En primer lugar, insiste en que no hay por qué pedirle al marxismo que dé respuestas sobre todos los problemas artísticos –y científicos, agregará–: una cosa es resaltar el origen burgués de la novela como género, por ejemplo, apoyándose en caracterizaciones hechas por el marxismo, pero otra es determinar si la utilización de la primera o la tercera persona de un relato responde a alguna determinación de clase y no a problemas de trabajo con el lenguaje o las formas de representación.
Pero además, las definiciones del Proletkult pretendían fundamentarse en su capacidad de ser comprensibles para las masas, elemento que sí estaba presente ya en las definiciones de Bogdanov [12]. Pero ¿acaso El capital sería menos científico porque su lectura supone sin duda un trabajo arduo? No, refutará Trotsky, y de hecho, si la revolución logra sus objetivos y la existencia de clases es un mal recuerdo del pasado, ese libro fundacional de Marx se convertirá en un “mero documento histórico, como el programa de nuestro partido” [13]. Apelar al gusto de las masas como vara implica justamente no cuestionar la ideología dominante que sin duda seguirá teniendo por un período, aun en los momentos en que se encuentra más debilitada, como es en el medio de una revolución. Quien crea a la clase exenta de conservadurismo, prejuicios o atraso, no está mirando de frente a la realidad y pensando políticas para modificarla de raíz, sino contentándose con esquemas impotentes.

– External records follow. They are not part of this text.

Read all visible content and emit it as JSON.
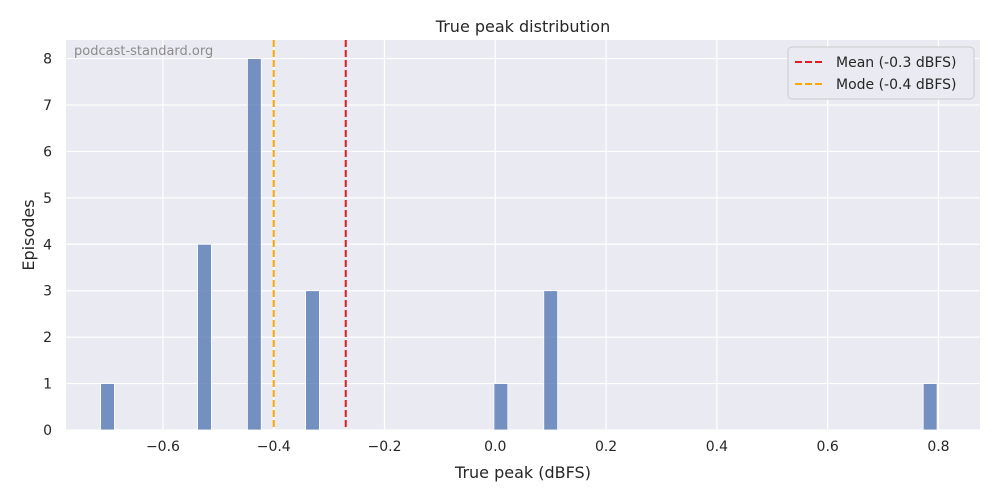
{
  "chart_data": {
    "type": "bar",
    "title": "True peak distribution",
    "xlabel": "True peak (dBFS)",
    "ylabel": "Episodes",
    "watermark": "podcast-standard.org",
    "xlim": [
      -0.775,
      0.875
    ],
    "ylim": [
      0,
      8.4
    ],
    "bin_width": 0.025,
    "xticks": [
      -0.6,
      -0.4,
      -0.2,
      0.0,
      0.2,
      0.4,
      0.6,
      0.8
    ],
    "xtick_labels": [
      "−0.6",
      "−0.4",
      "−0.2",
      "0.0",
      "0.2",
      "0.4",
      "0.6",
      "0.8"
    ],
    "yticks": [
      0,
      1,
      2,
      3,
      4,
      5,
      6,
      7,
      8
    ],
    "ytick_labels": [
      "0",
      "1",
      "2",
      "3",
      "4",
      "5",
      "6",
      "7",
      "8"
    ],
    "grid": true,
    "legend_position": "top-right",
    "bar_color": "#4c72b0",
    "bars": [
      {
        "x": -0.7,
        "count": 1
      },
      {
        "x": -0.525,
        "count": 4
      },
      {
        "x": -0.435,
        "count": 8
      },
      {
        "x": -0.33,
        "count": 3
      },
      {
        "x": 0.01,
        "count": 1
      },
      {
        "x": 0.1,
        "count": 3
      },
      {
        "x": 0.785,
        "count": 1
      }
    ],
    "reference_lines": [
      {
        "name": "Mean (-0.3 dBFS)",
        "x": -0.27,
        "color": "#e41a1c"
      },
      {
        "name": "Mode (-0.4 dBFS)",
        "x": -0.4,
        "color": "#ffa500"
      }
    ]
  }
}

Volviendo entonces a la pregunta inicial: ¿por qué esta discusión en este momento entre tantos dirigentes del partido en una situación que no era precisamente calma? Por un lado, porque la discusión cultural de entonces, que tuvo uno de sus ejes en la cuestión de qué hacer con la tradición anterior en la construcción de lo nuevo, era un eco de debates abiertos también en otros terrenos, incluso más dramáticos, desde el militar o el económico –y sobre todo en un país atrasado como la URSS–.
Por otro lado, porque el debate de la “cultura proletaria” entre los marxistas del Partido Bolchevique no era solo literario; estaba basado en conceptos como el de hegemonía, alianza de clases, tareas históricas de clase, en fin, problemas importantes de la teoría y la política revolucionaria para pensar la transición. Al parecer, estos dirigentes están saldando en un terreno menos “acuciante” las diferencias que tenían en cuanto a la dinámica de la revolución y los desafíos que presenta la transición, en un período en que empiezan a perfilarse dos alternativas que pronto chocarán: la idea de la posibilidad de construcción del “socialismo en un solo país” que Stalin esboza en 1925, o las ideas que terminarán conformando la “teoría de la revolución permanente”, que Trotsky desarrollará más acabadamente en los años posteriores.